Sa nourrice ouvrit la fenêtre en grand, faisant apparaître l'odeur âcre des automobiles et les cris des jeunes allemandes vendant tout et n'importe quoi. La jeune blonde cacha sa tête sous l'oreiller en marmonnant des mots incompréhensibles. La nourrice eu un sourire bienveillant et amusé.

«- Adaline, réveillez-vous.
- Non. Encore cinq minutes. S'il te plaît, supplia-t-elle.
- Votre père vous attend en bas, dans la salle à manger. Faites vite. »

Lorsque la porte claqua, elle sortit à toute vitesse de son lit. Le seul mot «père» la faisait réagir au quart de tour.
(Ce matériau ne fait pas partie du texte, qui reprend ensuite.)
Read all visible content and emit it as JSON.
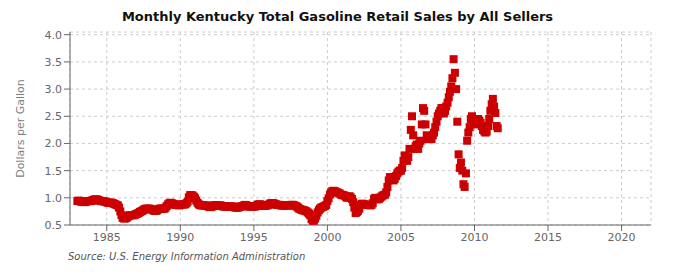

Ayant perdue sa mère, Adaline affectionnait beaucoup son père, voire beaucoup trop pour le peu qu'il lui rendait. Malheureusement pour elle, il était très souvent absent, trop occupé à préparer son discours pour les élections ou à fréquenter la bourgeoisie pour obtenir de l'argent et récolter des promesses de voix. Lors des absences de son père la petite fille était seule à la maison, alors elle s'inventait des histoires.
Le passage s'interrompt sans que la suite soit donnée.